We wrote hundreds of letters over the years and, clearly, loved each other's prose style. Last year Green Shade in Haverford published A Garden Carried in a Pocket, a selection of letters between the two of us from 1964-68. Let me quote the last one from GD:
Die fasti St Bridget, Veuve [8 October] 1968
Et alors, mon bon bougre,
I God, a very Gomorry on wheels! You lead the most exciting life I know of, and complain more about it than any two well-off bastards in the running. I am glad to hear you sound like your old self, though I never hearn of no Jonathan with two Davids.
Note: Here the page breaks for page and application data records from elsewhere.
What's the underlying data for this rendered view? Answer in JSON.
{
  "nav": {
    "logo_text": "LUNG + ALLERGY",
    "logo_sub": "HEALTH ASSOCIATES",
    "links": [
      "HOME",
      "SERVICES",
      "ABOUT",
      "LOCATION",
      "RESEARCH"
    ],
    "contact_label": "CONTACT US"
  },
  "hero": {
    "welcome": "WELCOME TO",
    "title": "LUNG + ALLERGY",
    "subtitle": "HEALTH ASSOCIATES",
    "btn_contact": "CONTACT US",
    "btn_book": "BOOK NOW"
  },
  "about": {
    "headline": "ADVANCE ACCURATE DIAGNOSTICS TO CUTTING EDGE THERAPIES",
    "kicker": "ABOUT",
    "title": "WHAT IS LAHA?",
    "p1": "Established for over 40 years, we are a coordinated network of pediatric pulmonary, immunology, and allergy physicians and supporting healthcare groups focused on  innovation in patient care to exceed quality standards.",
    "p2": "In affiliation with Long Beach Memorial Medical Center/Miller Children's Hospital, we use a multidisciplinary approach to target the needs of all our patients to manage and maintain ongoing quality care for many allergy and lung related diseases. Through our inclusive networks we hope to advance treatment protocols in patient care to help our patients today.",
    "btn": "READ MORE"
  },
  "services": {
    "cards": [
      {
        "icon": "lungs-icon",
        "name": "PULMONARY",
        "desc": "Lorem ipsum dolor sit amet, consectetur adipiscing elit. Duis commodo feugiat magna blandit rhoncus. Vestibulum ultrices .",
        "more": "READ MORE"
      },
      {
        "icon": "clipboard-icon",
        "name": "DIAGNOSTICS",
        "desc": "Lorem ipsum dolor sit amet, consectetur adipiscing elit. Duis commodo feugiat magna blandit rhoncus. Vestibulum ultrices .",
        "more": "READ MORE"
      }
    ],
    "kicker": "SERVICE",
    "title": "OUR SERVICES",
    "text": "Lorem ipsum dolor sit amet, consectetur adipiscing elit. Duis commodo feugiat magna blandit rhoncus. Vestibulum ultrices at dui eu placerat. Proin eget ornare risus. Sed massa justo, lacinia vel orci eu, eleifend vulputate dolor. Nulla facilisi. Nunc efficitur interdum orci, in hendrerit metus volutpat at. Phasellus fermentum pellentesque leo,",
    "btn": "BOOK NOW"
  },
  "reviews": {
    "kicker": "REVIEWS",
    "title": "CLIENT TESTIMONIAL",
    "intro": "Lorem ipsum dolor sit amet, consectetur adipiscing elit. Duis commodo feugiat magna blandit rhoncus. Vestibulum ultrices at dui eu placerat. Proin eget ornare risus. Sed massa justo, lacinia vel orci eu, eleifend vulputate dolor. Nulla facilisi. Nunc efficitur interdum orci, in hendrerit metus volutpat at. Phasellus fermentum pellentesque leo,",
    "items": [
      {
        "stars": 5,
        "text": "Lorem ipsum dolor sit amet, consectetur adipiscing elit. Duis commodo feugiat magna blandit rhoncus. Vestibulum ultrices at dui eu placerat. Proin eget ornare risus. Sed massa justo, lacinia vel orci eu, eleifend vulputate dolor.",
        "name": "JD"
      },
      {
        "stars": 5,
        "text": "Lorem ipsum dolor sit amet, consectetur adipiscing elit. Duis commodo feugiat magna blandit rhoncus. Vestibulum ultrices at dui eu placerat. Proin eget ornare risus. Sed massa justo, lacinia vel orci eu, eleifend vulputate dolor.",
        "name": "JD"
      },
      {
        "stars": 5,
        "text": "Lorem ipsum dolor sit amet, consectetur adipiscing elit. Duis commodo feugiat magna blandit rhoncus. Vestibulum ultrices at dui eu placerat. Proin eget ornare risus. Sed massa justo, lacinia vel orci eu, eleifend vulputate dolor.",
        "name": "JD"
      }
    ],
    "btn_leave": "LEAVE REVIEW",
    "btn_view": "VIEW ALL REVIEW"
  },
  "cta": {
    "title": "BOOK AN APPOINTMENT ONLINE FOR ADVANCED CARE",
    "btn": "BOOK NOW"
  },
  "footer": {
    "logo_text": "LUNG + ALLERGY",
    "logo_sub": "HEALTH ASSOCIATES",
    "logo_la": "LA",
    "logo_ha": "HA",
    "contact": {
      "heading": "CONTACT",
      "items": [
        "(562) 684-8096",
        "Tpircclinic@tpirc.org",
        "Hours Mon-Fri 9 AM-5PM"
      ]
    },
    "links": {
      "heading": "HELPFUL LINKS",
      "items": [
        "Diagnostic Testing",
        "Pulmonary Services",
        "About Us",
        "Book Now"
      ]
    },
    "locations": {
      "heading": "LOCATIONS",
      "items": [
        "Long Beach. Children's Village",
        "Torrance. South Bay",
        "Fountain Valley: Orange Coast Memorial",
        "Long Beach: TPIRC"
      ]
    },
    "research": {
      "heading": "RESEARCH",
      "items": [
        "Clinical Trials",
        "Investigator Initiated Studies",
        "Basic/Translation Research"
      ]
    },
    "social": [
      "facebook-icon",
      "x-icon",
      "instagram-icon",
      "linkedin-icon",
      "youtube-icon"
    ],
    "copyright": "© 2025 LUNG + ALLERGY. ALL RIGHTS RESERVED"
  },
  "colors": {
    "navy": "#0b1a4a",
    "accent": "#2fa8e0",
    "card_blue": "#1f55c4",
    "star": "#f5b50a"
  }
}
Top of this letter is an allusion to that wonderful novel, The SotWeed Factor, in which Ebenezer Cooke, "poet and virgin", is about to be raped by a buncher sailors (they have him tied across a table in the fo'c'sle; he is saved by a raiding party of pirates, one of whom strides into the scene and says, "I God, this here ship's a very floatin' Gomorry!").
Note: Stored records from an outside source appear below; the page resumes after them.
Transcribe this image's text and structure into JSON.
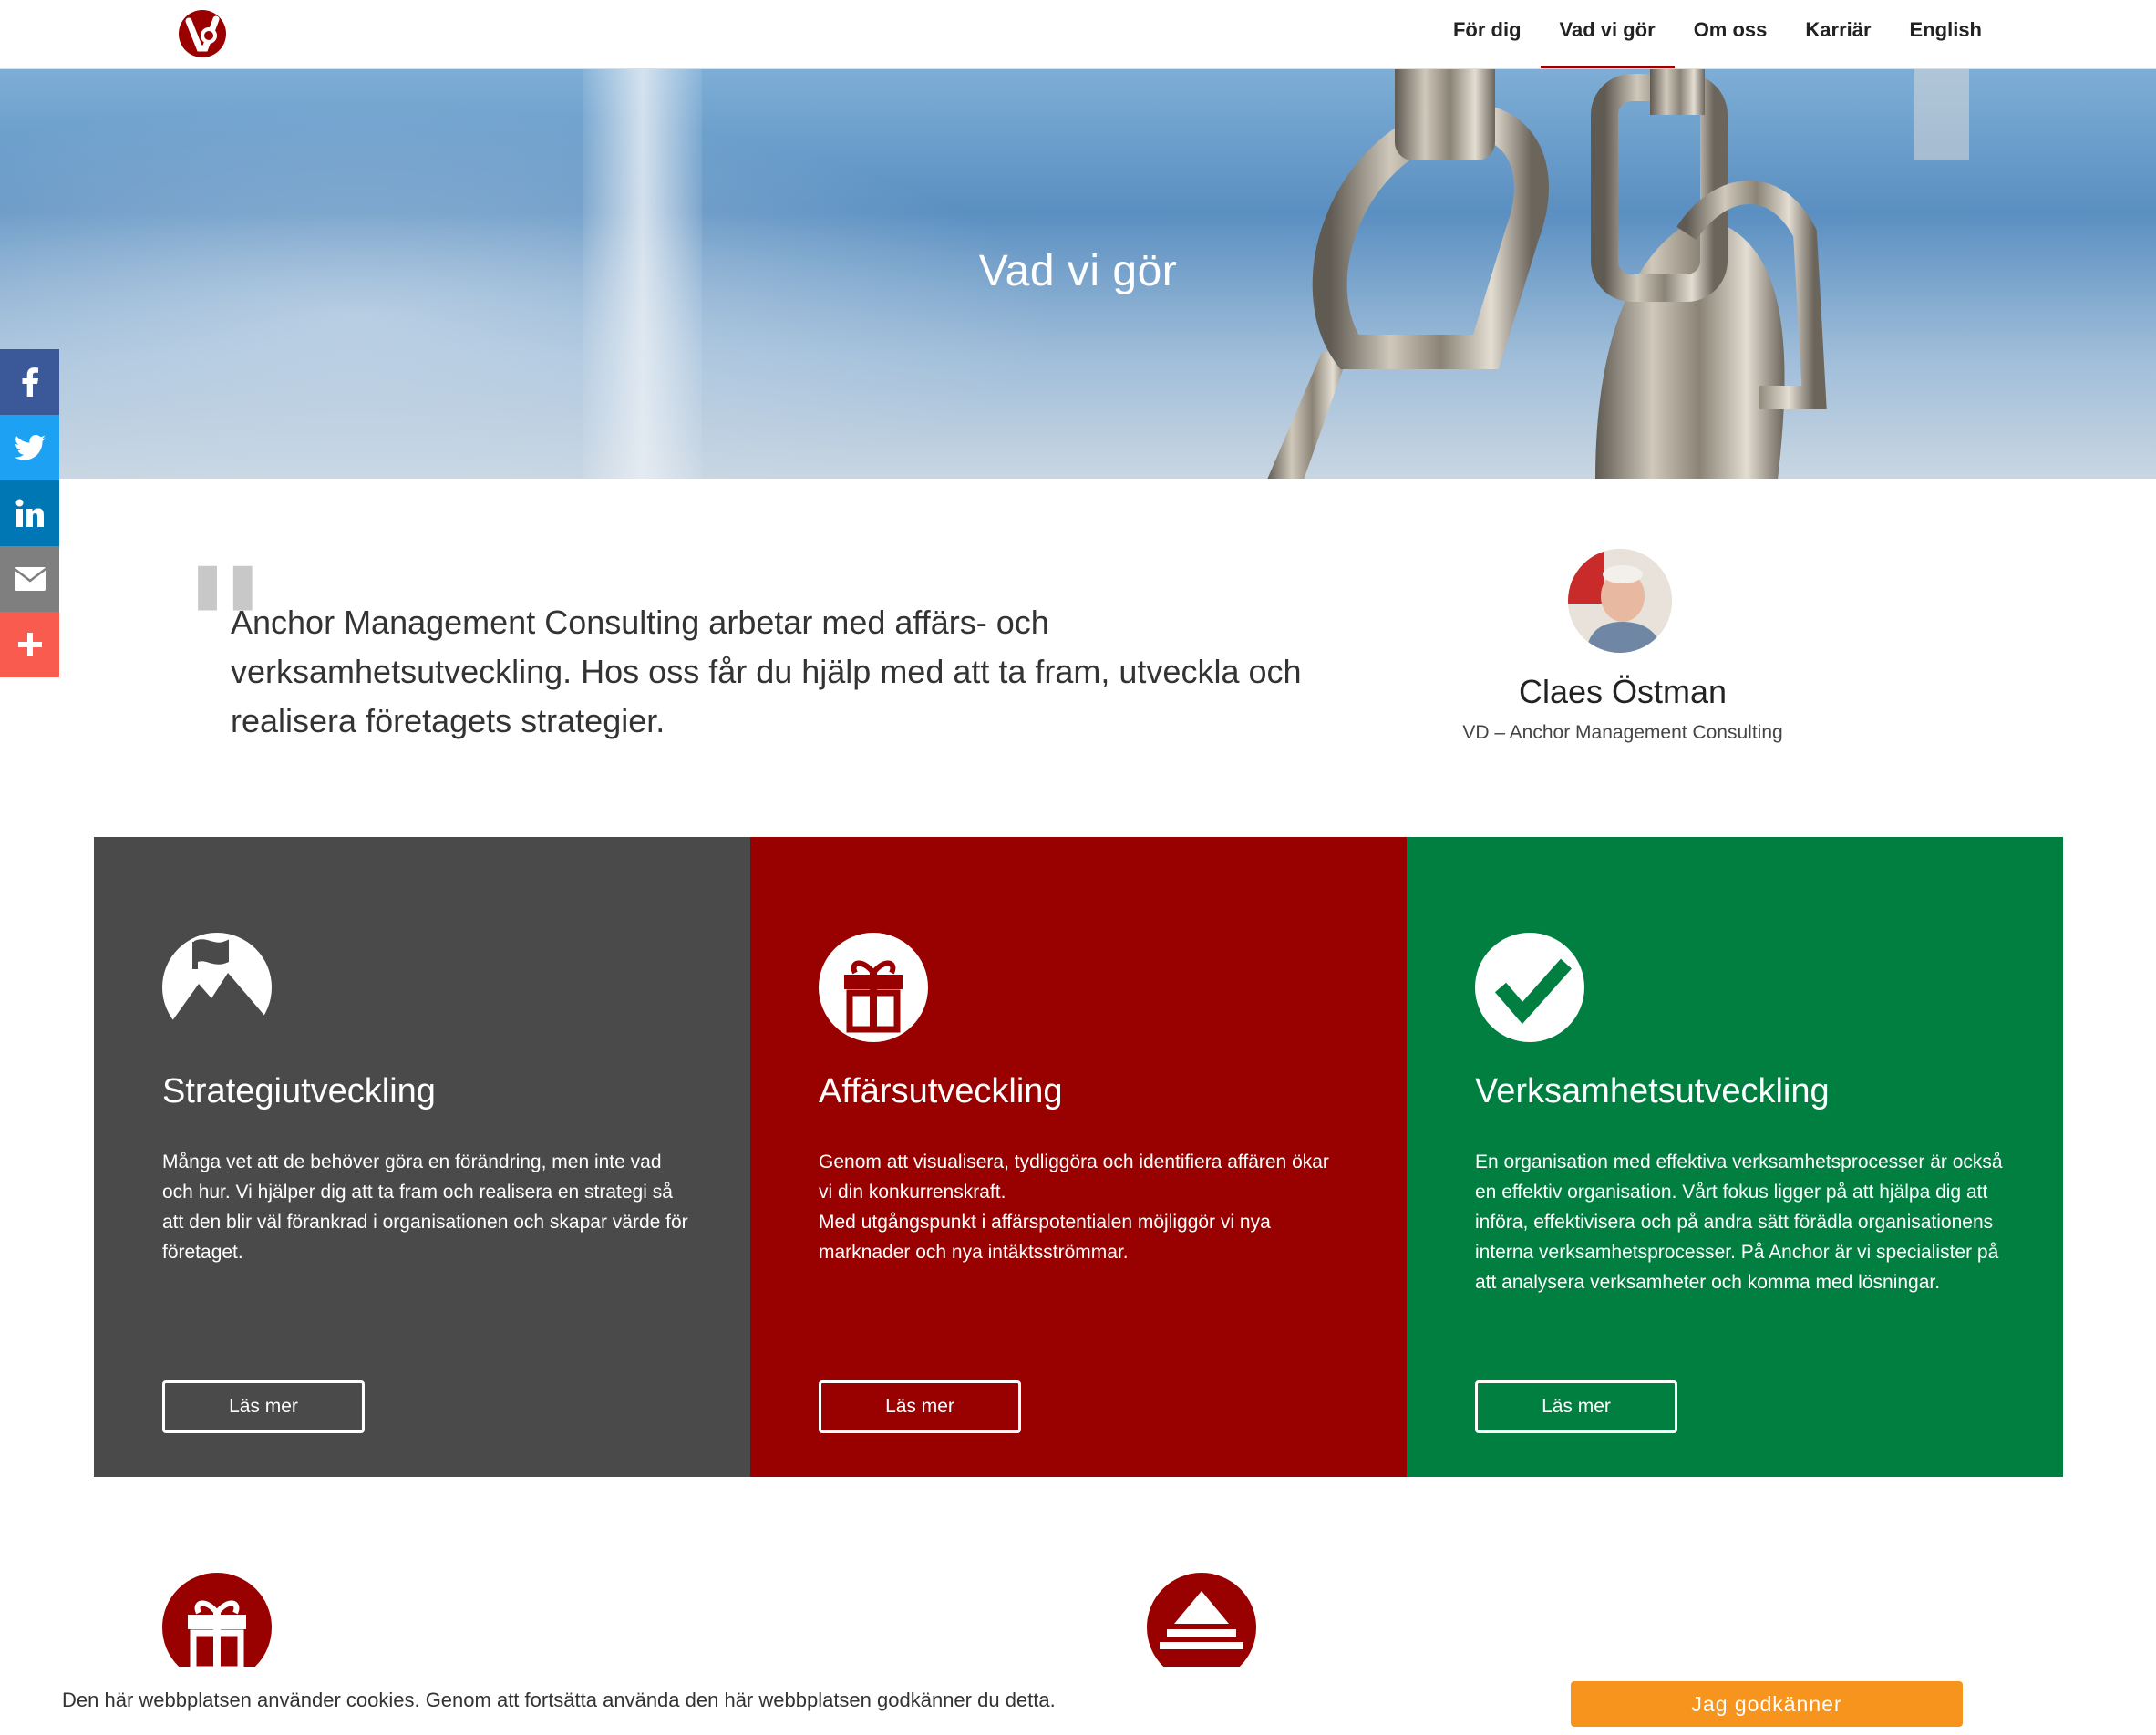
{
  "header": {
    "logo_icon": "anchor-logo-icon",
    "nav": [
      {
        "label": "För dig"
      },
      {
        "label": "Vad vi gör",
        "active": true
      },
      {
        "label": "Om oss"
      },
      {
        "label": "Karriär"
      },
      {
        "label": "English"
      }
    ]
  },
  "hero": {
    "title": "Vad vi gör"
  },
  "social": [
    {
      "icon": "facebook-icon",
      "color": "#3b5998"
    },
    {
      "icon": "twitter-icon",
      "color": "#1da1f2"
    },
    {
      "icon": "linkedin-icon",
      "color": "#0077b5"
    },
    {
      "icon": "email-icon",
      "color": "#7f7f7f"
    },
    {
      "icon": "share-plus-icon",
      "color": "#f95c4e"
    }
  ],
  "quote": {
    "text": "Anchor Management Consulting arbetar med affärs- och verksamhetsutveckling. Hos oss får du hjälp med att ta fram, utveckla och realisera företagets strategier.",
    "name": "Claes Östman",
    "role": "VD – Anchor Management Consulting"
  },
  "cards": [
    {
      "title": "Strategiutveckling",
      "body": "Många vet att de behöver göra en förändring, men inte vad och hur. Vi hjälper dig att ta fram och realisera en strategi så att den blir väl förankrad i organisationen och skapar värde för företaget.",
      "button": "Läs mer",
      "icon": "mountain-flag-icon",
      "color": "#4a4a4a"
    },
    {
      "title": "Affärsutveckling",
      "body": "Genom att visualisera, tydliggöra och identifiera affären ökar vi din konkurrenskraft.\nMed utgångspunkt i affärspotentialen möjliggör vi nya marknader och nya intäktsströmmar.",
      "button": "Läs mer",
      "icon": "gift-icon",
      "color": "#990000"
    },
    {
      "title": "Verksamhetsutveckling",
      "body": "En organisation med effektiva verksamhetsprocesser är också en effektiv organisation. Vårt fokus ligger på att hjälpa dig att införa, effektivisera och på andra sätt förädla organisationens interna verksamhetsprocesser. På Anchor är vi specialister på att analysera verksamheter och komma med lösningar.",
      "button": "Läs mer",
      "icon": "checkmark-icon",
      "color": "#007f40"
    }
  ],
  "lower_icons": [
    "gift-icon",
    "pyramid-icon"
  ],
  "cookie": {
    "text": "Den här webbplatsen använder cookies. Genom att fortsätta använda den här webbplatsen godkänner du detta.",
    "button": "Jag godkänner"
  }
}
Have come down with the flu since inditing the above. [. . .] The mail yestiddy brought a letter from Sam Beckett! asked to see Sappho and Arky. I sag with fatigue. Blessings.
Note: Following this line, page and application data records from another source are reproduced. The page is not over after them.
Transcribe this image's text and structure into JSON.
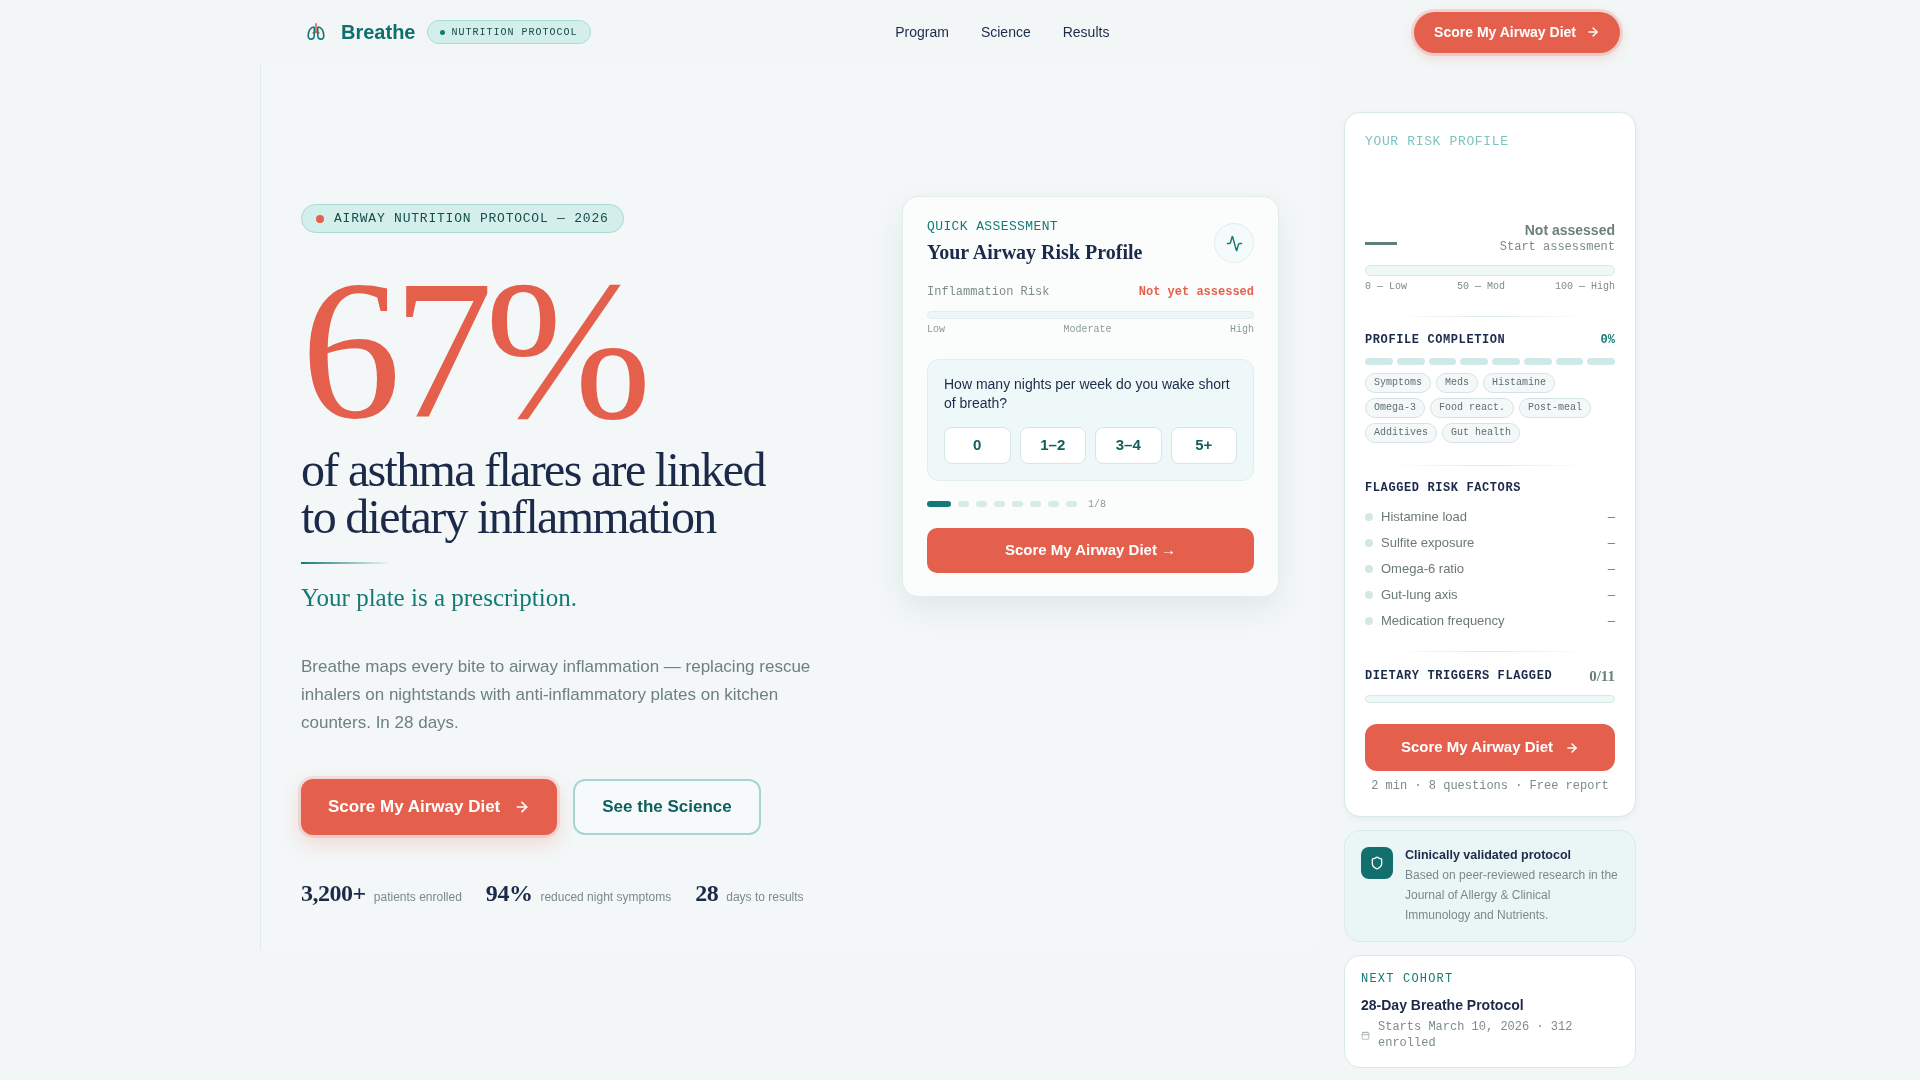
{
  "header": {
    "brand": "Breathe",
    "badge": "NUTRITION PROTOCOL",
    "nav": [
      {
        "label": "Program"
      },
      {
        "label": "Science"
      },
      {
        "label": "Results"
      }
    ],
    "cta": "Score My Airway Diet"
  },
  "hero": {
    "eyebrow": "AIRWAY NUTRITION PROTOCOL — 2026",
    "stat": "67%",
    "headline": "of asthma flares are linked to dietary inflammation",
    "tagline": "Your plate is a prescription.",
    "body": "Breathe maps every bite to airway inflammation — replacing rescue inhalers on nightstands with anti-inflammatory plates on kitchen counters. In 28 days.",
    "buttons": [
      {
        "kind": "primary",
        "label": "Score My Airway Diet"
      },
      {
        "kind": "secondary",
        "label": "See the Science"
      }
    ],
    "stats": [
      {
        "value": "3,200+",
        "label": "patients enrolled"
      },
      {
        "value": "94%",
        "label": "reduced night symptoms"
      },
      {
        "value": "28",
        "label": "days to results"
      }
    ]
  },
  "assessment": {
    "eyebrow": "QUICK ASSESSMENT",
    "title": "Your Airway Risk Profile",
    "risk_label": "Inflammation Risk",
    "risk_status": "Not yet assessed",
    "scale": [
      "Low",
      "Moderate",
      "High"
    ],
    "question": "How many nights per week do you wake short of breath?",
    "options": [
      {
        "label": "0",
        "selected": false
      },
      {
        "label": "1–2",
        "selected": false
      },
      {
        "label": "3–4",
        "selected": false
      },
      {
        "label": "5+",
        "selected": false
      }
    ],
    "steps": [
      {
        "active": true
      },
      {
        "active": false
      },
      {
        "active": false
      },
      {
        "active": false
      },
      {
        "active": false
      },
      {
        "active": false
      },
      {
        "active": false
      },
      {
        "active": false
      }
    ],
    "step_counter": "1/8",
    "cta": "Score My Airway Diet →"
  },
  "risk_profile": {
    "title": "YOUR RISK PROFILE",
    "score_status": "Not assessed",
    "score_hint": "Start assessment",
    "scale": [
      "0 — Low",
      "50 — Mod",
      "100 — High"
    ],
    "completion": {
      "title": "PROFILE COMPLETION",
      "value": "0%",
      "segments": [
        {
          "filled": false
        },
        {
          "filled": false
        },
        {
          "filled": false
        },
        {
          "filled": false
        },
        {
          "filled": false
        },
        {
          "filled": false
        },
        {
          "filled": false
        },
        {
          "filled": false
        }
      ],
      "chips": [
        "Symptoms",
        "Meds",
        "Histamine",
        "Omega-3",
        "Food react.",
        "Post-meal",
        "Additives",
        "Gut health"
      ]
    },
    "factors": {
      "title": "FLAGGED RISK FACTORS",
      "items": [
        {
          "label": "Histamine load",
          "value": "–"
        },
        {
          "label": "Sulfite exposure",
          "value": "–"
        },
        {
          "label": "Omega-6 ratio",
          "value": "–"
        },
        {
          "label": "Gut-lung axis",
          "value": "–"
        },
        {
          "label": "Medication frequency",
          "value": "–"
        }
      ]
    },
    "triggers": {
      "title": "DIETARY TRIGGERS FLAGGED",
      "count": "0/11"
    },
    "cta": "Score My Airway Diet",
    "footnote": "2 min · 8 questions · Free report"
  },
  "validation": {
    "title": "Clinically validated protocol",
    "text": "Based on peer-reviewed research in the Journal of Allergy & Clinical Immunology and Nutrients."
  },
  "cohort": {
    "eyebrow": "NEXT COHORT",
    "title": "28-Day Breathe Protocol",
    "detail": "Starts March 10, 2026 · 312 enrolled"
  }
}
Guy Davenport had first translated Archilochus in 1964 ( Carmina Archilochi: the fragments of Archilochos); Sappho's Poems and Fragments followed in 1965, Archilochos, Sappho, Alkman: three lyric poets of the late Greek Bronze Age in 1980 and Anakreon: the extant fragments in 1991. ( "Thasos and Ohio": poems and translations, 1950-1980 appeared in 1985.) His several short-story collections included Tatlin! (1974), Da Vinci's Bicycle (1979), Apples and Pears and Other Stories (1984) and A Table of Green Fields (1993). He was also the author of Cities on Hills: a study of I-XXX of Ezra Pound's Cantos (1983, based on his 1961 Harvard thesis - his Oxford BLitt thesis had been on Joyce), The Geography of the Imagination: forty essays (1981), The Hunter Gracchus: and other papers on literature and art (1996) and Objects on a Table: harmonious disarray in art and literature (1998), not to mention the many books he illustrated. His The Death of Picasso: new & selected writing was published in 2003.
Hugh Kenner, introducing Joan Crane's 247-page Guy Davenport: a descriptive bibliography 1947-1995 (1996), wrote:
His prose is intricate collage, everywhere energised by that preternatural attention, that reach for analogies as exactly observed as what they're called on to analogise. He's learned in more languages than it's easy to count. His care for the next word mimics Seurat's for the next brushstroke, and his gift for not vexing us with needless obscurity is what governs such care with phrasing.
Guy Davenport once moaned to Kenner that "living in Kentucky is like living in the Balkans". The world is full of eggheads, philistines, and dummies, whether you live in Lexington, Kentucky, Mokra Gora, Kosovo, or the suburbs of Tophet.
Someone told me a very funny anecdote, which I've turned into one of my "meta-four":
i love the story
of when the young
belle of the blue
grass who had just
barely survived his course
on ancient civilizations came
up to professor davenport
during a cocktail party
at one of the
horse farms outside lexington
and said professor davenport
you're the most over-educated
man ive ever met
Nietzsche, on target as usual, once said, "There is a 'laughter' in the mind." Guy Davenport would laugh at that little tale. The first person he'll tell it to is Ezra Pound, who'll tell it to Basil Bunting, who'll tell it to Hugh Kenner. One thing you need in Elysium is jokes.